The ancient romans were sometimes paid in salt called a 'salarium.' The word 'salary' today stems from that word. A pound of salt was the equal to 1/12th of a soldier's daily wages. In ancient Rome  and Greece, slaves were also paid for in salt. More recently, during the War of 1812 (between the US and Britain) the US government was so poor soldiers were given salt brine as pay. And during the civil war in 1861 the North attacked the South's saltworks to cripple their supply of salt.

 

Taxes

Since salt was always recognized as an essential commodity in the human diet, governments realized a salt tax would be a good source of revenue. The salt tax is or was used in China, India, England, France, and the Roman Empire.

 

One of the first taxes ever recorded came from China as far back as 300 BC. The Chinese government acquired all saltworks within the region and monopolized the industry. Salt tax revenue was used to fund the building of the Great Wall of China and other projects.  The salt tax in China lasted until 2014.

 

Most countries used the salt tax to increase the standard of living for its citizens, but there were also some negative side effects. The tax occasionally caused the price of salt to increase so much that poorer citizens were unable to afford it. And the lack of private saltworks also meant that supply was low. Both of these reasons caused many deaths around the world due to salt deprivation.
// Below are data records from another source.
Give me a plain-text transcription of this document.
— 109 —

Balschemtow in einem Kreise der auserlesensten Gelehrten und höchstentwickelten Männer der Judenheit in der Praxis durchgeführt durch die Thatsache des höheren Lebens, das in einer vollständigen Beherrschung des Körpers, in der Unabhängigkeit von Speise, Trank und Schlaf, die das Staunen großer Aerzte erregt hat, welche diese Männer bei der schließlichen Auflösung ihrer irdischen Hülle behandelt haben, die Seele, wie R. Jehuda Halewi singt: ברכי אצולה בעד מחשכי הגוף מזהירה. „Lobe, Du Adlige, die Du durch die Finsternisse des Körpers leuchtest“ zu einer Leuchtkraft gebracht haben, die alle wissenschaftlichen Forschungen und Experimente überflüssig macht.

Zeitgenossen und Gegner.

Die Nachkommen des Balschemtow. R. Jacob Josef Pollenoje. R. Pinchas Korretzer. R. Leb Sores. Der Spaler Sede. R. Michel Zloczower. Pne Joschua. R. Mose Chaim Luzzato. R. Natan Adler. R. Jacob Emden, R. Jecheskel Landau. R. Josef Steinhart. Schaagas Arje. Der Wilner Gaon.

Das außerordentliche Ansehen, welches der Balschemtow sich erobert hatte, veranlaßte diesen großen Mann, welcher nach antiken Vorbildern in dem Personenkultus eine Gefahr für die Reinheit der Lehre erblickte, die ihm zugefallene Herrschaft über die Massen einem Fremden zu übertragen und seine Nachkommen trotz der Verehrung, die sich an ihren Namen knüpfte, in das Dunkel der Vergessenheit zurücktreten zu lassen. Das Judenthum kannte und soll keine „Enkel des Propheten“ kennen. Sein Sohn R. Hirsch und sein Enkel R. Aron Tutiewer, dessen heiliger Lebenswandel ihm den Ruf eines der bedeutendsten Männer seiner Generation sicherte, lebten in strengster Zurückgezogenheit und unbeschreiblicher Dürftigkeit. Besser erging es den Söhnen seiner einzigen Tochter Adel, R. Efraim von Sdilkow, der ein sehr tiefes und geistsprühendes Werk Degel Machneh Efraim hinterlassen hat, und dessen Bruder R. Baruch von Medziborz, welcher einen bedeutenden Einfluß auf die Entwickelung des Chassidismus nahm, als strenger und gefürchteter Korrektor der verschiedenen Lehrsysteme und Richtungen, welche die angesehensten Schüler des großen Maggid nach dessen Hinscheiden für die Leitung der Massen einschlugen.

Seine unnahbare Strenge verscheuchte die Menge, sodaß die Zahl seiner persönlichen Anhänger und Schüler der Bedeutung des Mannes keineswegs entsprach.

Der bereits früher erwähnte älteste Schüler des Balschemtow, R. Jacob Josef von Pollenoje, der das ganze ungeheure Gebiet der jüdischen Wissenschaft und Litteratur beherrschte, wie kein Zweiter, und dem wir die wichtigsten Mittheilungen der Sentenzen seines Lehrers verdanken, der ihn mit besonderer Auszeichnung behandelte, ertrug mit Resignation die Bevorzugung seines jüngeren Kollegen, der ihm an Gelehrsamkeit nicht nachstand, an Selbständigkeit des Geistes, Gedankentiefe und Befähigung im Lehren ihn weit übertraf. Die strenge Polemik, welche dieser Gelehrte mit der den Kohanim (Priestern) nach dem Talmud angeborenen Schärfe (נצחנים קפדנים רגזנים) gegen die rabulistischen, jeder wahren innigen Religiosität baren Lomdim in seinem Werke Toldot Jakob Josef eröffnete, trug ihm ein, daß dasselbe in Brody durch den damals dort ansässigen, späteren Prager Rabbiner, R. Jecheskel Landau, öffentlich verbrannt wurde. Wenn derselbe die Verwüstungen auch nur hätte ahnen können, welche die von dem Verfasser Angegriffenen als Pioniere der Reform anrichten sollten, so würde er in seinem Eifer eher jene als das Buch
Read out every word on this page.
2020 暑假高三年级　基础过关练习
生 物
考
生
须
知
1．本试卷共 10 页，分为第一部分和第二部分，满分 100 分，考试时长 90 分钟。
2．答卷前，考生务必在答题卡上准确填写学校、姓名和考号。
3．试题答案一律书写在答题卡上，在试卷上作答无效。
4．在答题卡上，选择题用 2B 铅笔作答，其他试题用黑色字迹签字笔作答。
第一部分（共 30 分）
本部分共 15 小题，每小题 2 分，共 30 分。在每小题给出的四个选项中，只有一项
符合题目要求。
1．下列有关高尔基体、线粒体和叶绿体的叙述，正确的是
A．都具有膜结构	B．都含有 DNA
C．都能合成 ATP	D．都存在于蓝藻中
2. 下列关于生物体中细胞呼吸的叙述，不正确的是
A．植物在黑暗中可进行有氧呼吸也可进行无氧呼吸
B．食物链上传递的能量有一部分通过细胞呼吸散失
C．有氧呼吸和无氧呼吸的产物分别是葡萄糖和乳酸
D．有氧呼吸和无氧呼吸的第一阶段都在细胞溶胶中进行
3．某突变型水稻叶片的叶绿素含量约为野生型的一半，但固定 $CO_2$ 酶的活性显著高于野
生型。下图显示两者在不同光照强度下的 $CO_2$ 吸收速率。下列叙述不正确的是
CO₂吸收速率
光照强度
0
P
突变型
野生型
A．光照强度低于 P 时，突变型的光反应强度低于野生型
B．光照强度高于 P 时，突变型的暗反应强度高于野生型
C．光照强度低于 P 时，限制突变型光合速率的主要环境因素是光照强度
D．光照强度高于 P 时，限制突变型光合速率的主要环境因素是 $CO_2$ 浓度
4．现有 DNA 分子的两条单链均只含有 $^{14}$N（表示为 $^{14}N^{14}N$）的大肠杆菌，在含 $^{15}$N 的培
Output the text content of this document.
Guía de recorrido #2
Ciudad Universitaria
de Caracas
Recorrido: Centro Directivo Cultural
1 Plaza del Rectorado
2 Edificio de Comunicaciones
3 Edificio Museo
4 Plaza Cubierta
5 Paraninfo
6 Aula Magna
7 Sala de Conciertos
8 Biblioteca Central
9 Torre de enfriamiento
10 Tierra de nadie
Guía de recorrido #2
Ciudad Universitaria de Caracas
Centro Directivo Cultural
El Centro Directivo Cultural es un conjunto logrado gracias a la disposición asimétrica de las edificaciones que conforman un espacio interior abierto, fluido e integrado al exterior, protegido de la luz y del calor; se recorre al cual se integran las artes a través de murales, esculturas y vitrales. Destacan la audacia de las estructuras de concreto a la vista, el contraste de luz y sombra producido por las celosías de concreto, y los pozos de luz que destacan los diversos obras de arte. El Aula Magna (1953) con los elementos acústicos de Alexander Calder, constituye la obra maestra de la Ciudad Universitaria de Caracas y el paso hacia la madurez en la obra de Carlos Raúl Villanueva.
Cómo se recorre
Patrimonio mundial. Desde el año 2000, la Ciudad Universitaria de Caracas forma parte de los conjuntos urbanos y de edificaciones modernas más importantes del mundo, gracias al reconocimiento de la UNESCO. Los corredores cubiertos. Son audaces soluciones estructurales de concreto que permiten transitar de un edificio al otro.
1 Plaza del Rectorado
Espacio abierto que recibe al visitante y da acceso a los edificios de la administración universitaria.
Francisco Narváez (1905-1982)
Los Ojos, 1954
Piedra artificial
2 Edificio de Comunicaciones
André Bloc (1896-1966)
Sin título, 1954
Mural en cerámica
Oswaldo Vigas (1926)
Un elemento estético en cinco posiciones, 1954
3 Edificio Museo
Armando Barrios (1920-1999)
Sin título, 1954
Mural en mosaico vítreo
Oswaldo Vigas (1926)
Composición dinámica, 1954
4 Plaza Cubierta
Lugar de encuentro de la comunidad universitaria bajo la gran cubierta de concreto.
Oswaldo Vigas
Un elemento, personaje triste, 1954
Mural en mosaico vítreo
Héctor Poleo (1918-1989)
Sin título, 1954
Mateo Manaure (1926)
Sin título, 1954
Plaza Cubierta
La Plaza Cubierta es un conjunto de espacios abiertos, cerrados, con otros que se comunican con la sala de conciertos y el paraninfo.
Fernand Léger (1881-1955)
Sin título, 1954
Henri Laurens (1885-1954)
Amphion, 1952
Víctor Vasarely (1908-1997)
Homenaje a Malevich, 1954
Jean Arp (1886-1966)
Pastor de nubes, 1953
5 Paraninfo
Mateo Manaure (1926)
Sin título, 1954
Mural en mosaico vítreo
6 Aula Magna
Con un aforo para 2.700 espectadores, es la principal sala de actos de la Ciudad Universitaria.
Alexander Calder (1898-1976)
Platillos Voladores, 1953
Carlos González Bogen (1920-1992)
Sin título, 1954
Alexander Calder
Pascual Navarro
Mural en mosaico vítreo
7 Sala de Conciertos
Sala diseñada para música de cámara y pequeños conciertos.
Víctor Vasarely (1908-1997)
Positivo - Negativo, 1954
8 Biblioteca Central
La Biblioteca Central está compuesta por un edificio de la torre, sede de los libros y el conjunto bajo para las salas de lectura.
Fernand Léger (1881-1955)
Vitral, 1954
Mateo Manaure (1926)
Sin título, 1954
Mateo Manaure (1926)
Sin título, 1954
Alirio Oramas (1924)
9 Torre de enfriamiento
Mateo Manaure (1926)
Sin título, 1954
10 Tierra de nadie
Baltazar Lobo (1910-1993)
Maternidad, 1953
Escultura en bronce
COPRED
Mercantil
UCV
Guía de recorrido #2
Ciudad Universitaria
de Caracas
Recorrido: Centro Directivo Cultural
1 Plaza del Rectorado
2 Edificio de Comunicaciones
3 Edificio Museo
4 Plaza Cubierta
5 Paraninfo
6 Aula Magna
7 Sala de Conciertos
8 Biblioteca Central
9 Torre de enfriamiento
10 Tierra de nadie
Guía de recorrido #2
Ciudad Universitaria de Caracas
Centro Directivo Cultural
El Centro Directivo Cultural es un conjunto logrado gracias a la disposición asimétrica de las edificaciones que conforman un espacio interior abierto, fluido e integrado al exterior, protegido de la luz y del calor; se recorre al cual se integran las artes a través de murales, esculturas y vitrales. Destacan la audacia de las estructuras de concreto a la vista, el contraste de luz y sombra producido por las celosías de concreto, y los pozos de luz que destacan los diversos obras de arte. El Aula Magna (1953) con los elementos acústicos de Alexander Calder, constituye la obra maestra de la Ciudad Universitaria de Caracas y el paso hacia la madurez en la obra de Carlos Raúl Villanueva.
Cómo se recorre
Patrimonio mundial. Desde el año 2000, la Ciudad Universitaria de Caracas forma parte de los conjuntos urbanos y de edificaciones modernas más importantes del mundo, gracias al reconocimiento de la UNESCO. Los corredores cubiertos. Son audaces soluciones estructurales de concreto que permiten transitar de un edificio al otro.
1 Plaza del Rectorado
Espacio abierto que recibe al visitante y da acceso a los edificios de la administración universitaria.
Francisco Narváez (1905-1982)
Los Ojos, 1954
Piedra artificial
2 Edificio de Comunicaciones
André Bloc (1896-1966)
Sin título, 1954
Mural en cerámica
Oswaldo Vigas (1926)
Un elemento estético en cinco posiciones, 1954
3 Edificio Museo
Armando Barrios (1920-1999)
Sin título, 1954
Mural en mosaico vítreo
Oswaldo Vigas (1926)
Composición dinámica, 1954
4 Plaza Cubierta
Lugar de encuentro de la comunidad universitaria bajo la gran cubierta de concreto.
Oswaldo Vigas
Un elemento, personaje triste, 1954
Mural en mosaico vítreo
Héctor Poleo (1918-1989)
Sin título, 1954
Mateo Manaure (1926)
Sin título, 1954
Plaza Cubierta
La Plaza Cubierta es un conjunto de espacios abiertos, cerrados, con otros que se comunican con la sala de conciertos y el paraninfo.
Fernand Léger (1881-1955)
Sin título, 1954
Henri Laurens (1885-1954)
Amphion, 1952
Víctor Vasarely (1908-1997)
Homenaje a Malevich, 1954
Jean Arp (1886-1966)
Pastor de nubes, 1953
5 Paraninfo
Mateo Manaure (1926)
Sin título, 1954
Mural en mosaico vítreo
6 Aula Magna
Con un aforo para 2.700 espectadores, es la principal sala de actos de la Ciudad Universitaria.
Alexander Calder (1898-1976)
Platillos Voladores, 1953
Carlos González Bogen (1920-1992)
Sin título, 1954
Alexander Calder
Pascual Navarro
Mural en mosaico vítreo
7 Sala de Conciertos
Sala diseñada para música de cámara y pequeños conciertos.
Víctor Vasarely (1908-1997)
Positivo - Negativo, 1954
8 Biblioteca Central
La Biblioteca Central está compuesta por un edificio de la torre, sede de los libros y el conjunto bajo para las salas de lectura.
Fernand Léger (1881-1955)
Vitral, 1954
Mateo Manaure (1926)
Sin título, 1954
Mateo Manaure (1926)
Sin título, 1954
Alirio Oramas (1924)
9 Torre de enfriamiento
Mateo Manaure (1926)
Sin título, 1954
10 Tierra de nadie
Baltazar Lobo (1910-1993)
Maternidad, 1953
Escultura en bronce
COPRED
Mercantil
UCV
More famously, Mahatma Gandhi led the Salt March in 1930 to protest the deaths that occurred from the salt tax.

  

Conclusion

There's much more to the history of salt that we've touched on here. So much that many books have been written entirely on it. If you're interested, we always recommend Salt by Mark Kurlansky and Salted by Mark Bitterman. Both give an in depth dive into how salt has transformed the world.

 

Hopefully after reading this you'll always look at salt with a subtle appreciation.